Ghost Stories: The Temperance Crusade and remembering Mother Thompson
Ladies and gentlemen, as we return yet again to the year of our Lord 1919 and continue our chat with Highland County native son Hugh Fullerton, I turn the focus of our conversation to arguably the most famous name of the Temperance Crusade, the name that greets us at the city limits as you and I drive into Hillsboro today.
“Mr. Fullerton,” I ask the famous journalist, “could you please tell us some more about Eliza Jane Trimble Thompson?”
“Mrs. Thompson believed almost from the first that the movement was divinely ordered, and I do not think her faith that the crusade would eventually rid the world of the curse of liquor ever faltered,” Mr. Fullerton says matter-of-factly.
“You told us earlier that you and your family were neighbors of Judge and Mother Thompson,” I recall. “What are some of your early memories of her?”
He smiles, “When I was a little fellow, she lived in a great grove mostly of walnut and locust trees in a quaint old Colonial house. For a mile beyond the house, ‘the pasture’ rolled away to join the Trimble lands. She was the daughter of Allen Trimble, one of the early governors of Ohio, and she was related to the McDowells, the Smiths, the McArthurs, the Beechers, the Buckinghams – all of Revolutionary aristocratic stock.
“I used to crawl through holes in the tall picket fence which surrounded the grove and follow up the long, winding driveways past the well-house and the summer-houses until I came to a porch upon which sat a very little, very prim, very white old lady with a white lace cap upon her white hair, fresh-ruffled white tie under her chin and a white shawl over her shoulders…”
“She does, indeed, sound very white,” I interject.
“In childhood, I used to confuse her with the fairy godmother of the stories,” Mr. Fullerton continues. “Her eyes always were bright and almost laughing, but her face was in repose. She would ask me to sit on the porch and tell me quaint little stories which perhaps she had invented for her own children. … Sometimes she asked me whether I marched with the Temperance Cadets and talked of the crusade and of temperance, although what she said I
have now quite forgotten. I remember that she told me how the curse of the drink falls upon all who touch it.
“Perhaps the memory remains because it seemed terrible to me,” Mr. Fullerton says as he reflects on those conversations of yore. “She named one by one those who had been liquor sellers, their sons and daughters, and told of the shame, disgrace and death that had come to them. Not one of the families had escaped the curse and some had perished utterly in vice and crime. Yet, I never heard her speak an unkind word of the saloon men, but she spoke in sorrow and pity. It seems strange to me that she should call them ‘Robert’ and ‘Jacob.’”

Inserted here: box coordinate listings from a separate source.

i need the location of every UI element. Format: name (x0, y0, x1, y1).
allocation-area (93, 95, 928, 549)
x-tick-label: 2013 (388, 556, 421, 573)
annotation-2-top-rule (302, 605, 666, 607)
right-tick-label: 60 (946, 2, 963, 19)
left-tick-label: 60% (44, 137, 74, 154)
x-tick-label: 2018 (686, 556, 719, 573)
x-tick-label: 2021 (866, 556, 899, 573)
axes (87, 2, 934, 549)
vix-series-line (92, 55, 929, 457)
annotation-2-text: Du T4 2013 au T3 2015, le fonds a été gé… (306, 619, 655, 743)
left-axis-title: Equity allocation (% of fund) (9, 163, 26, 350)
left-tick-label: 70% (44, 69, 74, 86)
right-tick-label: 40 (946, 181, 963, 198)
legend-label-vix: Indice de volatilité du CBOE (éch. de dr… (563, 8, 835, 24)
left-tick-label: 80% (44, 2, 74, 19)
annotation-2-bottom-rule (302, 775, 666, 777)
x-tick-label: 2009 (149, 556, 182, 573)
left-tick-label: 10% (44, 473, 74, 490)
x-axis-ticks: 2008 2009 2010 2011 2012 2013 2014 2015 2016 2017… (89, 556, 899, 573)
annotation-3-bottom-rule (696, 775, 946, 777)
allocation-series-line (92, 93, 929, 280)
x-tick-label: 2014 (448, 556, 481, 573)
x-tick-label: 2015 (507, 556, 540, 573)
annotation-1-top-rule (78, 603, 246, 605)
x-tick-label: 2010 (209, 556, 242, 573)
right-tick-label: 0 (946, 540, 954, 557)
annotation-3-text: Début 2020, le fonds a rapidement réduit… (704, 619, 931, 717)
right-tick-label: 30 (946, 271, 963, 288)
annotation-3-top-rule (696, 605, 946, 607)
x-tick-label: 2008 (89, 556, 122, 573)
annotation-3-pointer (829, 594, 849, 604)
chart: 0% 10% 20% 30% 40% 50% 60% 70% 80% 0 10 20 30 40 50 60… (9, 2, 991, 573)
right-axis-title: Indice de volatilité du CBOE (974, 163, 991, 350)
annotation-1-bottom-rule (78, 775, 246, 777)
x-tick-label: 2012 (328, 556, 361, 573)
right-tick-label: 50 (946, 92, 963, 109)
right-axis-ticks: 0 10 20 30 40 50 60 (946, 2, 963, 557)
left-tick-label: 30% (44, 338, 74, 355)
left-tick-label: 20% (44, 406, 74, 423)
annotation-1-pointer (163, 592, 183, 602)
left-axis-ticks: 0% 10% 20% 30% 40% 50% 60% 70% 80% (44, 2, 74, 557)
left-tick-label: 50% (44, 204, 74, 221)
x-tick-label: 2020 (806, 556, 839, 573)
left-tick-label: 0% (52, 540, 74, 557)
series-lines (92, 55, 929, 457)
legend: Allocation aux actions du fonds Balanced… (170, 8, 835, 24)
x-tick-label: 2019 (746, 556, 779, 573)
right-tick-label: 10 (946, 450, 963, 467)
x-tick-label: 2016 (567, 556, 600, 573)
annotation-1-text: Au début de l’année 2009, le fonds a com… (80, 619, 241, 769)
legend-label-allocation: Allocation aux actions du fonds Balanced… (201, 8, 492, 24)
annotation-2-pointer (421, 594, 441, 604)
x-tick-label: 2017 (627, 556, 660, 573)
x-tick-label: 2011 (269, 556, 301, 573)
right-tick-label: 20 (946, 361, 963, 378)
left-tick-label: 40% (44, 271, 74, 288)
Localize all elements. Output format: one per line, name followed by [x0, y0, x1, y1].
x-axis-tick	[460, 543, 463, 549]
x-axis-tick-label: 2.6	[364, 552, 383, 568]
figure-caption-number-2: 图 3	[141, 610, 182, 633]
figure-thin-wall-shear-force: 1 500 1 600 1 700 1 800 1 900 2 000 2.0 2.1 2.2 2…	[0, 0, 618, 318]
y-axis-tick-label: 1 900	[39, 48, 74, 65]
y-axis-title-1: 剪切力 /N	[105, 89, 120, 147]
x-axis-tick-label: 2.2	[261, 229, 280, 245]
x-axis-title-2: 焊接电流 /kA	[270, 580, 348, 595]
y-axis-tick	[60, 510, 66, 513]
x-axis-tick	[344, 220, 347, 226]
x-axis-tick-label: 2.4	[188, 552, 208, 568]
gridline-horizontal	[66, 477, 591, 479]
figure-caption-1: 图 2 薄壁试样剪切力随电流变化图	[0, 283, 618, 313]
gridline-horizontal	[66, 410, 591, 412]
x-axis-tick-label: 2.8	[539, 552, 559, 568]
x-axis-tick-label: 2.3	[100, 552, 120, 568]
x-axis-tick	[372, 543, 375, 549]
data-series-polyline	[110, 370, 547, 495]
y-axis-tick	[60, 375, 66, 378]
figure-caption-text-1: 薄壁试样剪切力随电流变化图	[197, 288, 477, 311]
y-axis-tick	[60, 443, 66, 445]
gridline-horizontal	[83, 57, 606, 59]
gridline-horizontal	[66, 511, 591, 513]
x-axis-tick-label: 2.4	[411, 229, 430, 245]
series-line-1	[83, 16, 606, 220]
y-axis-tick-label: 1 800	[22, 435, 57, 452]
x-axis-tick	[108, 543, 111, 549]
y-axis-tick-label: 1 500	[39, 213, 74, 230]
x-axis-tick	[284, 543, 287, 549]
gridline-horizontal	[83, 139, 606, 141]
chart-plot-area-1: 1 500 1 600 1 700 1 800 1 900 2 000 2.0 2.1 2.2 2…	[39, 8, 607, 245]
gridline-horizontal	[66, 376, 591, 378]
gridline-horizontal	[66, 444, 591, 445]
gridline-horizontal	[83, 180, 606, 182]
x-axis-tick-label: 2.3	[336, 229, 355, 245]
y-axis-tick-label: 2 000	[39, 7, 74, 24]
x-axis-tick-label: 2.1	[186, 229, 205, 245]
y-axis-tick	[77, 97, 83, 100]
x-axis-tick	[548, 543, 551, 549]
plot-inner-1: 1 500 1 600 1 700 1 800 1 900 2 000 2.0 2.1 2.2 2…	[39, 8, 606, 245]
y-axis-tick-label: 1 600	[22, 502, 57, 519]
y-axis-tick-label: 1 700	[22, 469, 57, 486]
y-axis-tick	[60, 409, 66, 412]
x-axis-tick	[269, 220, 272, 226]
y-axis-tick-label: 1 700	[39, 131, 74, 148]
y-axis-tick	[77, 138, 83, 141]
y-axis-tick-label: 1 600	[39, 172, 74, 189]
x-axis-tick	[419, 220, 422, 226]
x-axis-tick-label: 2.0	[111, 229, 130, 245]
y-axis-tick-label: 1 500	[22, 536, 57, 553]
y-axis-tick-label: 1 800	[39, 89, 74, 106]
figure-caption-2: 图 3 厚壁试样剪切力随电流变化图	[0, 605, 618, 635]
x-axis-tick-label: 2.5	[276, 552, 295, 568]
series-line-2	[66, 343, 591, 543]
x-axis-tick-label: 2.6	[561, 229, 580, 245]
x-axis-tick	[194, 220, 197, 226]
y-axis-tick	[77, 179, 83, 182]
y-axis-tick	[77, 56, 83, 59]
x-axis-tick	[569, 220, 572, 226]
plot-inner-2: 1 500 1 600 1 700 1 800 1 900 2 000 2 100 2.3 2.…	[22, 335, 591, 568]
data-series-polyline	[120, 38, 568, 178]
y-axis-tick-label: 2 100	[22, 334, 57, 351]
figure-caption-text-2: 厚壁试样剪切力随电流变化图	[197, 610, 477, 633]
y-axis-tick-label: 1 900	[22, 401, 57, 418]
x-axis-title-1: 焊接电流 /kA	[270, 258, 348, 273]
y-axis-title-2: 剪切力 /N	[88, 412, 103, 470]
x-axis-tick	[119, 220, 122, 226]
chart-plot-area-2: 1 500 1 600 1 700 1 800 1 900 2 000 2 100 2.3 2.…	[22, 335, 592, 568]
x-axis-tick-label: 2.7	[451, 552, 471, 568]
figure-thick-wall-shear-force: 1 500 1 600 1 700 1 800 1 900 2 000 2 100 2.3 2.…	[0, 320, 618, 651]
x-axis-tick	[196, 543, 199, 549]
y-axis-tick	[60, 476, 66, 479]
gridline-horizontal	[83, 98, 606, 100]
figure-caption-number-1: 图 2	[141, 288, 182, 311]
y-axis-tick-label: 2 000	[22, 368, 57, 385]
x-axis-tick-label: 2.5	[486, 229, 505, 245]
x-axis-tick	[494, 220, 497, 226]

“When you grew older and became a newspaperman, did you ever get a chance to talk more about the crusade with Mother Thompson?” I ask.
“In later years I asked her questions – how the crusade was planned and why the women did certain things, and once she said: ‘Why, child, the Lord told us to do them!’” he recalls. “She seemed surprised that I did not understand what to her was so self-evident a fact. Once, after I had grown to the dignity of reporter on the village paper, the Wets had won an election and the long-banished saloons were restored. The politicians refused to enforce laws, whiskey was sold openly, the ‘gentlemen drinkers’ had their tipple in the drug stores and the farmers hauled away great quantities of whiskey for sale in cross-roads stores. Stock Sale Day again was a drunken orgy and Saturday night a series of brawls. I recited to her the village record of drunkenness, debauchery, rioting and murder and asked whether, in the face of such evidence, the crusade could be considered a success.”
“So what did Mother Thompson say?” I ask curiously.
“‘Oh, yes,’ she said complacently, ‘it has been a wonderful success,’” Mr. Fullerton replied. “She said, ‘It was the beginning, and the work everywhere is going forward. Men and cities will backslide as Hillsboro has done, but only for a time and the work goes on. It will not come in my day, but you will live to see the end of all of this, not only in Hillsboro, but in the entire country.’
“I inquired why she believed this, and she said: ‘Because it is evil and the Lord is against it. Whether, in the beginning, this conviction was firmly fixed in her mind is uncertain, but in later years she believed that the movement was ordained of God and that she was a humble instrument chosen for the work.”